長い睫毛が影を落とし、その表情は依然として冷たい仮面のままだった。
しかし、その静けさの奥には、どこか深い悲しみが潜んでいるようにも見えた。
彼女の口から紡がれる言葉は、まるで他人の台詞のようだった。
「そうではありません。ただ……外へ出ようとすれば、彼は傷つきます。あの子は、まだ知らないのです。彼の存在が、どれほど脆い均衡の上にあるかを――」
彼女の言葉はそこで途切れた。
アグリオスはそれ以上何も言わず、重い沈黙が二人を包み込んだ。
フィオナの真意は、完全には理解できないまま、深い謎として残された。
彼女の視線の先では、城下町の灯りがぽつりぽつりと灯り始めていた。
それは、光也がまだ知らない、外の世界の明かりだった。
*
夕食の時間、城内の食堂は昼間とは異なる活気に包まれていた。
煌々と灯る魔石のランプが広間を暖かく照らし、城の衛兵や他の転生者らしき若者たちが、あちこちのテーブルで食事を囲んでいた。
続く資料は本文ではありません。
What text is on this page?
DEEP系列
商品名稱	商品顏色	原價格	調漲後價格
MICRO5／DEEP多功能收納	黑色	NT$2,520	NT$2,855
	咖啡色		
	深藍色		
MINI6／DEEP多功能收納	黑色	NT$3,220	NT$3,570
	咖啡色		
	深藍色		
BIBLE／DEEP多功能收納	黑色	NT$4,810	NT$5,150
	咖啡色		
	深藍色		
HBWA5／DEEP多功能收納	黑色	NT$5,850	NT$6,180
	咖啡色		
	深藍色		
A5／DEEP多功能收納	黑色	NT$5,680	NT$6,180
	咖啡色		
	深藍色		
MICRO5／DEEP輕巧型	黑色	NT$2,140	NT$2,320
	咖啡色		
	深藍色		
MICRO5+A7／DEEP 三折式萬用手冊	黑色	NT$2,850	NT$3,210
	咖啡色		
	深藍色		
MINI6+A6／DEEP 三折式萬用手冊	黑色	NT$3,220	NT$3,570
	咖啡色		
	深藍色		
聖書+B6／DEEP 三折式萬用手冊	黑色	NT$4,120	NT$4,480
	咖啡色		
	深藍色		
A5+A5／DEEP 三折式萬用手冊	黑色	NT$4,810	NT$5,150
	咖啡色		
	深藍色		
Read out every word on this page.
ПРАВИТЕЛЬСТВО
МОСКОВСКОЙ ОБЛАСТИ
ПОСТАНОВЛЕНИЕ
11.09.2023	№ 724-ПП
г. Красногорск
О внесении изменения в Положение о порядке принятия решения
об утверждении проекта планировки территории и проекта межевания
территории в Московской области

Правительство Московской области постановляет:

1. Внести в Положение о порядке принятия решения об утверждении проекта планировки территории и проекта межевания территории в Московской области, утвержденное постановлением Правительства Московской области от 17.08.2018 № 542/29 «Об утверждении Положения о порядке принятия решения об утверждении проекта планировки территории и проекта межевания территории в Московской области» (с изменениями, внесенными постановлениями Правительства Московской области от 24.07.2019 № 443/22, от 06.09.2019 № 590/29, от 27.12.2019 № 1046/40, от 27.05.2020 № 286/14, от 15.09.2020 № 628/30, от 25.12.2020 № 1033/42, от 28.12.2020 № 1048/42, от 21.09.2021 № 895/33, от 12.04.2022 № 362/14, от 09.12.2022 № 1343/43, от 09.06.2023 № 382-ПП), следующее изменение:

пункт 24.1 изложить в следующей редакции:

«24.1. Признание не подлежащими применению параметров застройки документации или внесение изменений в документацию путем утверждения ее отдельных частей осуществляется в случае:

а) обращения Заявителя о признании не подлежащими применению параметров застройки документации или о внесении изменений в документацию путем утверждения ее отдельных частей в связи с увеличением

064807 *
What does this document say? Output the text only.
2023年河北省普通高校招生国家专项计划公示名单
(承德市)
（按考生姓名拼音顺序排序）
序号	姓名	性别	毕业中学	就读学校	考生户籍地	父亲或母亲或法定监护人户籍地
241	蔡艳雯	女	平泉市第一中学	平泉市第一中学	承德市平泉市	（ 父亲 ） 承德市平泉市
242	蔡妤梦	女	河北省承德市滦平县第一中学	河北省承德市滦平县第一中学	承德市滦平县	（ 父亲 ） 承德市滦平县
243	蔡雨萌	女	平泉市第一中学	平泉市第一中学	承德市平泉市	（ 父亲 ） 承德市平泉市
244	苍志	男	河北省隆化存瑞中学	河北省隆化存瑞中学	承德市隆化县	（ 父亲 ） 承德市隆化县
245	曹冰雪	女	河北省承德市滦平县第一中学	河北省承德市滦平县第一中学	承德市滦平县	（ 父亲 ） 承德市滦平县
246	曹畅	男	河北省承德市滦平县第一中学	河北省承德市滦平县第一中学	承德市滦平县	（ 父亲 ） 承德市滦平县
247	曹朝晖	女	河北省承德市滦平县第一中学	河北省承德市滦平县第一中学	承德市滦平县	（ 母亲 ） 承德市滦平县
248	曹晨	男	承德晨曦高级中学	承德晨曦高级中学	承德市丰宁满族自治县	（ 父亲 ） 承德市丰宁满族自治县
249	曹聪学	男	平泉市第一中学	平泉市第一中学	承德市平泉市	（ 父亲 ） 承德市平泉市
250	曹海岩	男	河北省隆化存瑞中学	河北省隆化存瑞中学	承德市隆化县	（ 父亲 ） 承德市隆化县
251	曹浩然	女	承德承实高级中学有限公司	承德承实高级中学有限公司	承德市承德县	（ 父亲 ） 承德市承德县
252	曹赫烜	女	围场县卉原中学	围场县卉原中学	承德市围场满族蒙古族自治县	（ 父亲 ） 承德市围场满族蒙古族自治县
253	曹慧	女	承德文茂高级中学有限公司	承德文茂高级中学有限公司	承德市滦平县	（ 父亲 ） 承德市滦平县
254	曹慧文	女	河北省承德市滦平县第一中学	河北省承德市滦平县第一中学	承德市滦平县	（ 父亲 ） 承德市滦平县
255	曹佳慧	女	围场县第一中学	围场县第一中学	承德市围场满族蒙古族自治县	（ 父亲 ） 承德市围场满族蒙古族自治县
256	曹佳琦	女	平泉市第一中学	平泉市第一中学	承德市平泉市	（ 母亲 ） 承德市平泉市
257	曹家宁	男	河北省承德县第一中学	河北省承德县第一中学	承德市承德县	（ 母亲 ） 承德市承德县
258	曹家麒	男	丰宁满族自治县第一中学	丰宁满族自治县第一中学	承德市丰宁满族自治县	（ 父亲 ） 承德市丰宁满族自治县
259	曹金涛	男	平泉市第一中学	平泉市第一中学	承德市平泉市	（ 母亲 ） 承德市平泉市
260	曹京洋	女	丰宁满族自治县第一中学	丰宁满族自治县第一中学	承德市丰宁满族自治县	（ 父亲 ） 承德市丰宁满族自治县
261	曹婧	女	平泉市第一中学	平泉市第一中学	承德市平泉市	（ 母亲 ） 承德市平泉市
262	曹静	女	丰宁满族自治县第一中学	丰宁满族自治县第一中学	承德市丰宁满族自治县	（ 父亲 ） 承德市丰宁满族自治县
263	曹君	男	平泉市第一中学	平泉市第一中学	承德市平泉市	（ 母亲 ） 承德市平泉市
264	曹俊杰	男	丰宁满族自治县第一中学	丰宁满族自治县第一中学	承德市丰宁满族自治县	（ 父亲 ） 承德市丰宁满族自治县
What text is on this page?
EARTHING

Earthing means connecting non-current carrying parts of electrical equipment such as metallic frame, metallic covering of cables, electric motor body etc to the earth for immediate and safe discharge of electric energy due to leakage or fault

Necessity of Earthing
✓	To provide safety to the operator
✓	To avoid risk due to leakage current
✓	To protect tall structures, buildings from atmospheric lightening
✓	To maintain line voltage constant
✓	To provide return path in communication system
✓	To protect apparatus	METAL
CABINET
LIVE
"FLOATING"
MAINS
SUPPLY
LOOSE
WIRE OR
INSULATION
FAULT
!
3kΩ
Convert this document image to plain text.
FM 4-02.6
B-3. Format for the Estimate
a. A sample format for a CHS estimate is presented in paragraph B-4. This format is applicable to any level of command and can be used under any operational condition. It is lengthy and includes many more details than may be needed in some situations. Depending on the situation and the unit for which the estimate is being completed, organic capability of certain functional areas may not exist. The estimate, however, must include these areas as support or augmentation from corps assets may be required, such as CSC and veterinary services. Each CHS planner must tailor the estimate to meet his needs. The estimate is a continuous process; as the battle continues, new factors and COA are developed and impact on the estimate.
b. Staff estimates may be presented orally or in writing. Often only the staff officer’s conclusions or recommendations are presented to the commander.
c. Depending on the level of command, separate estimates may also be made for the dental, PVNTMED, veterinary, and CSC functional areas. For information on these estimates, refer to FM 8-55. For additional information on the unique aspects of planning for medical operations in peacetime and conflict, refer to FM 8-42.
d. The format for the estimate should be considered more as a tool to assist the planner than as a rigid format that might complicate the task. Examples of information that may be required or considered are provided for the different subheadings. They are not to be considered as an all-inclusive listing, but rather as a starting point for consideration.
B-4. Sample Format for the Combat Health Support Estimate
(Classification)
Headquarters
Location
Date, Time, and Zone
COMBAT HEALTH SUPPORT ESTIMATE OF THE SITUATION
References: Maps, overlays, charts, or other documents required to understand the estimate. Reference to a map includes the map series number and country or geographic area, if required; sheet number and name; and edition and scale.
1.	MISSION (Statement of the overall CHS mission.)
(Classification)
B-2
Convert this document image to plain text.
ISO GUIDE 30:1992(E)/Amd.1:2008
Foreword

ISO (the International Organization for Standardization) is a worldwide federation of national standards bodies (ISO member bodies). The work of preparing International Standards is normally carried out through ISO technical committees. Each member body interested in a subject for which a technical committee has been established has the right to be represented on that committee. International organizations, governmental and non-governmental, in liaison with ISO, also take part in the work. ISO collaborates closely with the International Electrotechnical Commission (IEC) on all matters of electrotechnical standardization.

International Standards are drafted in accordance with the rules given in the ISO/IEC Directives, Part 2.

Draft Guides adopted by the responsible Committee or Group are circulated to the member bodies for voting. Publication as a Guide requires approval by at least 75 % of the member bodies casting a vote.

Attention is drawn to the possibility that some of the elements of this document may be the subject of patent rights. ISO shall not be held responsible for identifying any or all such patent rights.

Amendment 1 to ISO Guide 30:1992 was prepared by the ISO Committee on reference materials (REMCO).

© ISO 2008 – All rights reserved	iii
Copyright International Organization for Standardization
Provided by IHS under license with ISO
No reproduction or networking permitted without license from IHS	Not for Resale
楽しげな話し声が響き、ビュッフェ形式のカウンターからは香ばしい肉料理と彩り豊かな野菜の香りが漂ってきた。
窓の外はすっかり暗く、星が瞬き始めていた。
光也は自分の部屋で一人で食事を摂ることもできた。
いつも通り、使用人が完璧に整えた食事を人目を気にせず食べられたはずだ。
しかし、どこかに繋がりを求めて、光也は意を決して転生者たちが集まる食堂へ足を踏み入れた。
しかし、彼が食堂の入り口に立った瞬間、広間を埋めていたざわめきがぴたりと止まった。
まるで魔法をかけられたかのように、全ての会話が途切れ、皿とフォークが触れ合う音さえ消えた。
視線が磁石に引き寄せられるように一斉に光也へと向けられた。
好奇、警戒、そして明確な嫌悪――様々な感情が混じり合ったそれらの視線が、彼の全身を突き刺した。
光也はその場に立ち尽くした。
少し離れたテーブルで、数人の転生者たちのひそひそ話が、静寂の中で妙に大きく響いた。
「あれが……あの子か」
「王女の……お気に入りなんでしょ? なんか裏があるって噂だよ」
「スキルもないのに、特別待遇だってさ。ちょっと気持ち悪くない?」
彼らの声は、まるで指差すかのように、はっきりと光也の耳に届いた。
彼は誰かが声をかけてくれることを無意識に期待していた。
しかし、誰も彼に話しかけようとはしない。
ただ、好奇と嫌悪の入り混じった視線が、彼の全身を突き刺すだけだった。
(まただ。また僕だけ、特別なんだ。でも、これって本当に"特別扱い"なのか? むしろ、僕を他の皆から切り離すための「異物」の烙印じゃないか?)
彼の顔から血の気が引いていく。
喉の奥が詰まり、食事を摂る気力は消え失せた。
彼は震える指で持っていたスプーンを音もなく皿の上に置くと、そのまま踵を返し、来た時よりもゆっくりと、しかし確実に食堂から出て行った。
その背中にはまだ無数の視線が突き刺さっているのを感じていた。
食堂の扉が静かに閉まる音は、彼が完全にこの場所に「属していない」ことを、改めて告げているようだった。